With another wet and windy day in prospect, we set off once more for the Blackpool North station. We had thought to go to Carlisle but that would be quite a long journey and given the weather conditions, it seemed hardly worth it. Instead we chose Barrow-in-Furness.
The Manchester train took us to Preston where we picked up a connection for Barrow. Especially on the second leg, the view from the train was very attractive with sea, rivers and lakes. The countryside was green and there were cows, horses and sheep with lambs.
When we disembarked in Barrow, the grey skies, wind and drizzle were there to greet us. How nice it would be if the sun were to break through from time to time but this seems unlikely to happen on this trip.
As it was just after 11 when we arrived, and thus too early for lunch, we have stopped off for coffee on the way to the town centre. What wonders are awaiting us there? Will we stay a while and explore or catch the next train back?
After our coffee break, we went for an exploratory walk. Such was the weather that Tigger bought a hat and I bought gloves. We had not thought it necessary to bring cold-weather clothes with us on a trip in May.
We then discovered the Barrow Market Halls and went in for a look. Less lively than some of the markets we have seen, this one is nevertheless a good one with a broad range of goods. We found a haberdashery stall where I bought some beads for making bracelets.
We had to decide whether to lunch here in Barrow or in Lancaster where we intend to go next. While deliberating on this important matter we spotted the Che Vita Italian restaurant and enjoyed a good lunch there.
The rain had now stopped and this encouraged us to explore a little further. Unfortunately, we missed our train to Lancaster and as it would be some before the next, we instead took the Carlisle train. We could not go to Carlisle itself, however, because by the time we arrived, the last train back would have departed, leaving us stranded.
We planned to leave the train at Whitehaven. There were two trains back from there so we could spend a greater or lesser amount of time in the town as seemed appropriate once we had had a look at it.
Apart from any visits to towns, the journey itself was worthwhile for the varied and beautiful landscapes we saw along the way. This is one of the advantages of public transport: you are not distracted from the view by having to drive.

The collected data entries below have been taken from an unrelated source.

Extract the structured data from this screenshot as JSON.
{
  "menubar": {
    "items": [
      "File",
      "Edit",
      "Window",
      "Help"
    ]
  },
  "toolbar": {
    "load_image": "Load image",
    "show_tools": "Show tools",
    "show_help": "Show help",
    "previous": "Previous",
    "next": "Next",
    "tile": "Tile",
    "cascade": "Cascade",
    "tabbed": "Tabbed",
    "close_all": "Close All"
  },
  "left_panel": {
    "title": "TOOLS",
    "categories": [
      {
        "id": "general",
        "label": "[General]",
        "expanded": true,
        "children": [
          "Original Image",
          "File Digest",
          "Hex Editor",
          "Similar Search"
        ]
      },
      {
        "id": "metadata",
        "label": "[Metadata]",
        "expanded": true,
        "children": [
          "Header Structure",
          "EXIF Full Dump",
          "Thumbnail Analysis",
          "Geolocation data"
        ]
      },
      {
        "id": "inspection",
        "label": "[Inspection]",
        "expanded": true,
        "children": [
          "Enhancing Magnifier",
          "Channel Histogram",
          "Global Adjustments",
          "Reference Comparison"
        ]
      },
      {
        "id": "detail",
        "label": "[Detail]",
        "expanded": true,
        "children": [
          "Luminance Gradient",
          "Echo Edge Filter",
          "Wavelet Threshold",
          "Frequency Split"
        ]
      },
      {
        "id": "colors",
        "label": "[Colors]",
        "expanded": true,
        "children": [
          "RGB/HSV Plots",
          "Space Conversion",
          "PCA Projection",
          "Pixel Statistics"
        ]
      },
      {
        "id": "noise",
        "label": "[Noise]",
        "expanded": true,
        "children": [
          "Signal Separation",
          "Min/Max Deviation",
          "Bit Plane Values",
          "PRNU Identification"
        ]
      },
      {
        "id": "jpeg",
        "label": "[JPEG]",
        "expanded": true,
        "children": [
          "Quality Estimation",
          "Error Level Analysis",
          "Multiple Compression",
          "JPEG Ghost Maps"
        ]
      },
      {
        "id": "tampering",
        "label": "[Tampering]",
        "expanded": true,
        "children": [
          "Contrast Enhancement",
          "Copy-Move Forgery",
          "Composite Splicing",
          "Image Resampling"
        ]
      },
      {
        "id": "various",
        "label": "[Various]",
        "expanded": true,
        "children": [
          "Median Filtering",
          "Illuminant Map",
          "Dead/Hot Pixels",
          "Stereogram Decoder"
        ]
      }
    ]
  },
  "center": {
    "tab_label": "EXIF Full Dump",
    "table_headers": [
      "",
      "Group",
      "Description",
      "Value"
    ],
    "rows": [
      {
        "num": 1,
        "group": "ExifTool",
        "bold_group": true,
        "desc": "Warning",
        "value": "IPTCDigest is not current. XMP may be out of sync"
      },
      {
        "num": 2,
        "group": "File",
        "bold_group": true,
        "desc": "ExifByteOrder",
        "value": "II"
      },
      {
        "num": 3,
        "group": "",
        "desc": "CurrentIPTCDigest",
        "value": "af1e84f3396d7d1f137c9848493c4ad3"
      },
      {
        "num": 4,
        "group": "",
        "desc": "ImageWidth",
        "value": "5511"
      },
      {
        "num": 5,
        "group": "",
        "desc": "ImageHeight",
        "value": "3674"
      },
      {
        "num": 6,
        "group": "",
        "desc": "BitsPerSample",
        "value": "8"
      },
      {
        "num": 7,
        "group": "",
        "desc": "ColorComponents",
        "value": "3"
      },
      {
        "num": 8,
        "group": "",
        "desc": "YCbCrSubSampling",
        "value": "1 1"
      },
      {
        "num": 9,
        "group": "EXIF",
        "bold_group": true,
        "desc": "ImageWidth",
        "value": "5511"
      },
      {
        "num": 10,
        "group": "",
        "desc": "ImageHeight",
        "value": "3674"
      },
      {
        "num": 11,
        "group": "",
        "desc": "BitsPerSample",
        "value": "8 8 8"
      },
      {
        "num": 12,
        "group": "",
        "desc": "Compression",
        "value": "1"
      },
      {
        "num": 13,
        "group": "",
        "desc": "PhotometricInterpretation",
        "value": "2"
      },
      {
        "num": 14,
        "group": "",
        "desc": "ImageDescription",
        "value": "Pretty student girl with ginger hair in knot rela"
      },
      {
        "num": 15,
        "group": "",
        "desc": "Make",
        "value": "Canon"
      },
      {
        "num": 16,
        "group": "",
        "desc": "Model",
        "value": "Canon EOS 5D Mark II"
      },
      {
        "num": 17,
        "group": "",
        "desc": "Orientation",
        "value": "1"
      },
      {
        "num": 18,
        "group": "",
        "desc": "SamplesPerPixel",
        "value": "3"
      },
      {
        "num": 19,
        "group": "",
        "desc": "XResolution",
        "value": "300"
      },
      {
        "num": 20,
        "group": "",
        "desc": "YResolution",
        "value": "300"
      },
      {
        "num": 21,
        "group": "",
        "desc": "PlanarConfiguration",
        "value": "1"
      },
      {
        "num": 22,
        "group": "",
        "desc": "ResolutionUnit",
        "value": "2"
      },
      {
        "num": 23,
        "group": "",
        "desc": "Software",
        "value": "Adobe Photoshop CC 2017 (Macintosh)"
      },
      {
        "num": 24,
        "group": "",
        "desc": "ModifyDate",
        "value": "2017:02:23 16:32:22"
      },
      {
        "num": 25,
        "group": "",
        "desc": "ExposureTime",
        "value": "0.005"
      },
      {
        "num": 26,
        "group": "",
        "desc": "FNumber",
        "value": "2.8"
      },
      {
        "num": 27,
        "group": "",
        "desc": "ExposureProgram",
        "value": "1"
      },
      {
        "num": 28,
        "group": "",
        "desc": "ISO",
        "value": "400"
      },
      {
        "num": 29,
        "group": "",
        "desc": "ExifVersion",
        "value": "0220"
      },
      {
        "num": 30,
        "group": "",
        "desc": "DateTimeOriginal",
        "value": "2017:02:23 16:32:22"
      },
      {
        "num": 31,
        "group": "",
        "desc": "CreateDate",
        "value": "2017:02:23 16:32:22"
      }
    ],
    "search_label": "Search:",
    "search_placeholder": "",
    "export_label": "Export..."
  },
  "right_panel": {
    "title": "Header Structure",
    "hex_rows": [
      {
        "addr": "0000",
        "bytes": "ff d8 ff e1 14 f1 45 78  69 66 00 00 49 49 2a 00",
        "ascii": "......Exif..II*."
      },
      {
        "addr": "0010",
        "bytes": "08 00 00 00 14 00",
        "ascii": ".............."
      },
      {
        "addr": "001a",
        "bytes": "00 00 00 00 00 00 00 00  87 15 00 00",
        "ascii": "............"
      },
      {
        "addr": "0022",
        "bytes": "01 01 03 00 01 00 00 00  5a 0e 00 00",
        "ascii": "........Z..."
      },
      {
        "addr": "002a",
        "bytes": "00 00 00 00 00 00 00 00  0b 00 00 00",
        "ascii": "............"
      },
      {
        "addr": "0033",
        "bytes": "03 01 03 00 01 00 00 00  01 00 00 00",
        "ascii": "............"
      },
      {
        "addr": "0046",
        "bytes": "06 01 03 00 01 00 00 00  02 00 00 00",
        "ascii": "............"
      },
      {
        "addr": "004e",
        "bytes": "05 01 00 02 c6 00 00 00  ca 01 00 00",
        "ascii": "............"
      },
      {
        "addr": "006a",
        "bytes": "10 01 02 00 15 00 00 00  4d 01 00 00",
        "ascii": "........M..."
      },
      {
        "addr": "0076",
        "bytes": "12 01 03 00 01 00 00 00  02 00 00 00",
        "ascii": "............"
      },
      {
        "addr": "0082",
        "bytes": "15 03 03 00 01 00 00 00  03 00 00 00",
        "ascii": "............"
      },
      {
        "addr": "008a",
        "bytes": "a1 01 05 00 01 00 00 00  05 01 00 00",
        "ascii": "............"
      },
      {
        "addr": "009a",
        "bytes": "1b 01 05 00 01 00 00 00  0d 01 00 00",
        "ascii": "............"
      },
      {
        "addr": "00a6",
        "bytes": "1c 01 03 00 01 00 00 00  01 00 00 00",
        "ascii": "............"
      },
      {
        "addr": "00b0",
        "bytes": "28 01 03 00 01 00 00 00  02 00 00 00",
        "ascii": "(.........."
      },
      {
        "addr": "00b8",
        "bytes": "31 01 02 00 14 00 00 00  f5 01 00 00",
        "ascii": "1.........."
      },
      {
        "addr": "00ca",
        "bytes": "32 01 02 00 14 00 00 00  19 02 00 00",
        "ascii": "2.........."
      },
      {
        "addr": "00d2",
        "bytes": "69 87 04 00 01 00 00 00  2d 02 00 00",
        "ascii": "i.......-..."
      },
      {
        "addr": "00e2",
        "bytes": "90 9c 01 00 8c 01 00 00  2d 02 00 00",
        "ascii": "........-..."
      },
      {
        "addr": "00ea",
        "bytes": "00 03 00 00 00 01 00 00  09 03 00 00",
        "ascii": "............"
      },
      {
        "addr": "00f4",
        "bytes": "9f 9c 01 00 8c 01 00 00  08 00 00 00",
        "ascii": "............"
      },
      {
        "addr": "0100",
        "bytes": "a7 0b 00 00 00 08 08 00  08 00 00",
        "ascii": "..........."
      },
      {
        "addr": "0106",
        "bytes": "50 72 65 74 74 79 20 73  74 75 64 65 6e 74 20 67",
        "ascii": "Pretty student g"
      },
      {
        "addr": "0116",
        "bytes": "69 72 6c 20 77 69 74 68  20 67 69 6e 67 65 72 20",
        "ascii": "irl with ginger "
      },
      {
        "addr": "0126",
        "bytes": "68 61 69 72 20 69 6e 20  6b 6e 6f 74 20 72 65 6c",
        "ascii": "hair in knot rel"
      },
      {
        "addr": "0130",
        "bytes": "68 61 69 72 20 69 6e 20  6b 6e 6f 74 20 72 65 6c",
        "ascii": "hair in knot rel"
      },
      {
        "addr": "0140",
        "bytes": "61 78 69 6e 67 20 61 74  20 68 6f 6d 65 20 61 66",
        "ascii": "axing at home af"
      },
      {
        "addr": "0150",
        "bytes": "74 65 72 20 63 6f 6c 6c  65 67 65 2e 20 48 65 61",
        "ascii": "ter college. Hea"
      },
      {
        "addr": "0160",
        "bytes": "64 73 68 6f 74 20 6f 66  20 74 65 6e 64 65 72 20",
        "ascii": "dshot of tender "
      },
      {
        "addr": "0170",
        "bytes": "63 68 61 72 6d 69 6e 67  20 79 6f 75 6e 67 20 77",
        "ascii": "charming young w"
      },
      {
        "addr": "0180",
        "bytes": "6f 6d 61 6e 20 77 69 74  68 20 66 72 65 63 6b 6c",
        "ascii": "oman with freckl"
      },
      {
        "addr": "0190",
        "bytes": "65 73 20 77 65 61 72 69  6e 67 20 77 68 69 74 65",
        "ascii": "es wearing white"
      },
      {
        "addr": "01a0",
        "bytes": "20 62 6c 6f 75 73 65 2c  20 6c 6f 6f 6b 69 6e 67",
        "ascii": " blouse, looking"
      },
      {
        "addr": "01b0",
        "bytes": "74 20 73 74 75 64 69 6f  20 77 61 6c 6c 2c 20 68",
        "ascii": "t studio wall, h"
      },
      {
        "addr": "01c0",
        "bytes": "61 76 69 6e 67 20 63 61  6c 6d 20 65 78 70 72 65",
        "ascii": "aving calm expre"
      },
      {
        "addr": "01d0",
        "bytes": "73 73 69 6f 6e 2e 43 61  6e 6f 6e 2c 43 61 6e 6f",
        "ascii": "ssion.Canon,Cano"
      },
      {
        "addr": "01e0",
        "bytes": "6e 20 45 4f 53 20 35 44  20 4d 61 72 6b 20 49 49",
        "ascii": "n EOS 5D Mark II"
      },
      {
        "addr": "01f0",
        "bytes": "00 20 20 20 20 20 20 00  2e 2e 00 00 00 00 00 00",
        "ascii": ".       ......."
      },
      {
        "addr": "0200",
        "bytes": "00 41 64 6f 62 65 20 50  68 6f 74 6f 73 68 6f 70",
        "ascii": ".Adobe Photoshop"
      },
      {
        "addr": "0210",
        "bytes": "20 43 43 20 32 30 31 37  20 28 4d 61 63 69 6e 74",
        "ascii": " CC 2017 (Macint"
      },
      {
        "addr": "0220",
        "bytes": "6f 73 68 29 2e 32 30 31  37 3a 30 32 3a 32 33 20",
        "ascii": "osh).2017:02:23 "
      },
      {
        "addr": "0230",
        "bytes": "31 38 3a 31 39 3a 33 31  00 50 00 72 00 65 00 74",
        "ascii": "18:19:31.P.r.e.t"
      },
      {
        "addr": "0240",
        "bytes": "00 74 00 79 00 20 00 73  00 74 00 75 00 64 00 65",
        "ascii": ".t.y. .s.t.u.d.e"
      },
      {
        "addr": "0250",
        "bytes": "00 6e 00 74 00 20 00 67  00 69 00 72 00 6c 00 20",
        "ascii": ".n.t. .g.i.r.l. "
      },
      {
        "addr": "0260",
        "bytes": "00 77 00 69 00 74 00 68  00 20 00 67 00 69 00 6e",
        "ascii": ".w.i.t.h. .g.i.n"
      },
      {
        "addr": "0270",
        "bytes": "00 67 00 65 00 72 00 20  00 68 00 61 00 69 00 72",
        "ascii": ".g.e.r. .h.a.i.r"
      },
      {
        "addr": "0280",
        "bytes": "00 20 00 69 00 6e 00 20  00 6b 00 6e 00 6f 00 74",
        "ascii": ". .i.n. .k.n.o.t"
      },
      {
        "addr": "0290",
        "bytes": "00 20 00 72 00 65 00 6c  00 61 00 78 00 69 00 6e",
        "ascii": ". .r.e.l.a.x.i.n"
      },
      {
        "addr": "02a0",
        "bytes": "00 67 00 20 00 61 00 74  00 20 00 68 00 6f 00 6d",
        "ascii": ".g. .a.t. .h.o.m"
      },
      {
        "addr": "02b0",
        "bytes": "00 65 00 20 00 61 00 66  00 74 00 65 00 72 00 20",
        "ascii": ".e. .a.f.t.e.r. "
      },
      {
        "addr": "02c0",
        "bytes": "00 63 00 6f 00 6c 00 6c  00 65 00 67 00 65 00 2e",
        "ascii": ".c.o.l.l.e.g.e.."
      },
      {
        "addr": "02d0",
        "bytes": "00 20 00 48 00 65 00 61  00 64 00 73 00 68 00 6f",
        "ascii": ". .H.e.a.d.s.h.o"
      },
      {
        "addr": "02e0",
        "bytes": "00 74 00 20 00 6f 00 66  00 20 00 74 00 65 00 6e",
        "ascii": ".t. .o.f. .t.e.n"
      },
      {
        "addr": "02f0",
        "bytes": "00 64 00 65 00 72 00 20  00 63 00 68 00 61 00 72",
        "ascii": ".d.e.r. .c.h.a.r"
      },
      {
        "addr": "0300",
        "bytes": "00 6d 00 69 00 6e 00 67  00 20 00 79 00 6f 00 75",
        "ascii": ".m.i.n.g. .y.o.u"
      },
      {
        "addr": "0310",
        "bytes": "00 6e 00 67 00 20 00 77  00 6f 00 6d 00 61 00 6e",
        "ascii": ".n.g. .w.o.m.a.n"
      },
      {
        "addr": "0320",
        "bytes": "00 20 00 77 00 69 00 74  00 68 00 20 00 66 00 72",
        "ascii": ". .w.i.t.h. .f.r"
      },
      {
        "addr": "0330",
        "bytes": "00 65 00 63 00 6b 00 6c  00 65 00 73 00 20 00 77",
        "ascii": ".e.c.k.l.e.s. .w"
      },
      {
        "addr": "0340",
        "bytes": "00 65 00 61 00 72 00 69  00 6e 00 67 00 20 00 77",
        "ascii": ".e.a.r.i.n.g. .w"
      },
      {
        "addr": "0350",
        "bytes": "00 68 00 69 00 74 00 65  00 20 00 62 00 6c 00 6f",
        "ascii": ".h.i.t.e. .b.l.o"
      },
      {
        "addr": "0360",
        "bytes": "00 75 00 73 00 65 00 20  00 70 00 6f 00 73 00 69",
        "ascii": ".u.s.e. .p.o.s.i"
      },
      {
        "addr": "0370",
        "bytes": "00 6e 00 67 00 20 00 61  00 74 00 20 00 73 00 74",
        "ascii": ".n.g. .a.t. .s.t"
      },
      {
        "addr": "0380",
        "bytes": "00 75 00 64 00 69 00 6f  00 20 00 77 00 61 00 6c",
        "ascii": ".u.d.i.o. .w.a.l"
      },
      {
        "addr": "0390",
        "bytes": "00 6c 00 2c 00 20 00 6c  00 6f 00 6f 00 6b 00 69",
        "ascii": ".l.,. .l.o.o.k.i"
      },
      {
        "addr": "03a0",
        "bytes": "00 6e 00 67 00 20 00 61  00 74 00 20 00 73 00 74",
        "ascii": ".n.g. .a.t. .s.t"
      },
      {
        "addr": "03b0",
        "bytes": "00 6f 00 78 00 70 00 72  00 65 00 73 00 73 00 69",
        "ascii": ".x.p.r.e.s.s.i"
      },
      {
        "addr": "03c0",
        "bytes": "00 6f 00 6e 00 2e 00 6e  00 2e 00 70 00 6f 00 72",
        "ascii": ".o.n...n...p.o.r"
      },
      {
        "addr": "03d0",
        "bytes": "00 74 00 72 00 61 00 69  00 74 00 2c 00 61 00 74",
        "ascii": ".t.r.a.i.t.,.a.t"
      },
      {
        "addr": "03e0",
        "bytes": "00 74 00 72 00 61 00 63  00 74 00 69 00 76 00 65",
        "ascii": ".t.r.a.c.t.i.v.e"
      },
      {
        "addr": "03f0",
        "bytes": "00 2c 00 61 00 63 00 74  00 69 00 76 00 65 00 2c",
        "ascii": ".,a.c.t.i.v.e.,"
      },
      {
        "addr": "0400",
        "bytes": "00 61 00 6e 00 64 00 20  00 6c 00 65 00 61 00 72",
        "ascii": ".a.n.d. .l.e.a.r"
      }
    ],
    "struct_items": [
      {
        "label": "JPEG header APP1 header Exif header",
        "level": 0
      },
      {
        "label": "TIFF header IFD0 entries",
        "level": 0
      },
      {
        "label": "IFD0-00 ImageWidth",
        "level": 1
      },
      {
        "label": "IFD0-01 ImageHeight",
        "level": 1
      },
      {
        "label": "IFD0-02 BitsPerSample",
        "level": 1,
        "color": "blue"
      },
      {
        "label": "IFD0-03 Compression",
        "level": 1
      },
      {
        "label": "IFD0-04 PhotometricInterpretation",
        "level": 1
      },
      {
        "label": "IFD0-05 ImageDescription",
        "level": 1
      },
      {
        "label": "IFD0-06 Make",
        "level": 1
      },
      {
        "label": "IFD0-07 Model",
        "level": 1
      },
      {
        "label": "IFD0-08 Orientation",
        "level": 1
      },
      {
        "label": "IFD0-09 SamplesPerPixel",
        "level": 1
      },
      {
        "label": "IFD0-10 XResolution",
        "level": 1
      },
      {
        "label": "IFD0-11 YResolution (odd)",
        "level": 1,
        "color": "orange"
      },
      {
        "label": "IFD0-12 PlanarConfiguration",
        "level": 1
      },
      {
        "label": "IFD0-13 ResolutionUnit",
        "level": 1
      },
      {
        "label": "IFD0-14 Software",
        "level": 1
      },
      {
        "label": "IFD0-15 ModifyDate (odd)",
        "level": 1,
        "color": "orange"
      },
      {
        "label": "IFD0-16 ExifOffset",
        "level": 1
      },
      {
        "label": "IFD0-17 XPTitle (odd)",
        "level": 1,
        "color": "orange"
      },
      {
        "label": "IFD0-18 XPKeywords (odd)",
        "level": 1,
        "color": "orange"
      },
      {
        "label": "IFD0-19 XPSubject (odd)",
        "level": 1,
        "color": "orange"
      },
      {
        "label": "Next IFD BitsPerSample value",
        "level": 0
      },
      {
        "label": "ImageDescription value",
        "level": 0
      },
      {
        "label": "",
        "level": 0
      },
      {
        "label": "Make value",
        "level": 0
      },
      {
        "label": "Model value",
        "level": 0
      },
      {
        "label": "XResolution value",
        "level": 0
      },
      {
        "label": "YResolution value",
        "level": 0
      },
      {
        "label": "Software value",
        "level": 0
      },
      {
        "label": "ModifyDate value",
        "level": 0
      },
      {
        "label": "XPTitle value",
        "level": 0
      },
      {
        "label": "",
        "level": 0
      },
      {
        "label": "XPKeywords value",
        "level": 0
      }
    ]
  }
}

Whitehaven seems to be a quiet little town, with a harbour, as its name suggests. We had the choice of taking the next train out or of staying a while. In the event, while exploring we missed the first train and had over an hour to wait for the next. While I am sure Whitehaven is a pleasant enough place to live in, there doesn’t seem to be much to invite the visitor for a long stay. We thus repaired to the local Wetherspoon’s pub, The Bransty Arch, for coffee and dessert. This filled in the time agreeably until the 17:39 for Barrow-in-Furness.
The clouds have finally parted a little allowing a pale sunshine to filter through. As the train skirts the coast we can even see some people kite-surfing. At least they have plenty of wind to power them.
There are also houses along here on the beach, though some resemble shanties more than houses. I can’t help wondering whether their owners fear damage or flooding from storms.
It is pleasant to see sunlight on the sea at last though the air remains hazy and distant views fade into mist.
At Barrow, we found our next train, for Preston, and there, our final connection for Blackpool. By now night had fallen and the darkness outside was occasionally relieved by the lights of the stations through which we passed en route.
Leaving Blackpool North station, we walked into the by now familiar gale blowing from the sea. Most winds come in gusts but Blackpool’s wind is continuous and we walk right into it to reach our hotel. The sudden calm as the hotel door slides shut behind us is a relief.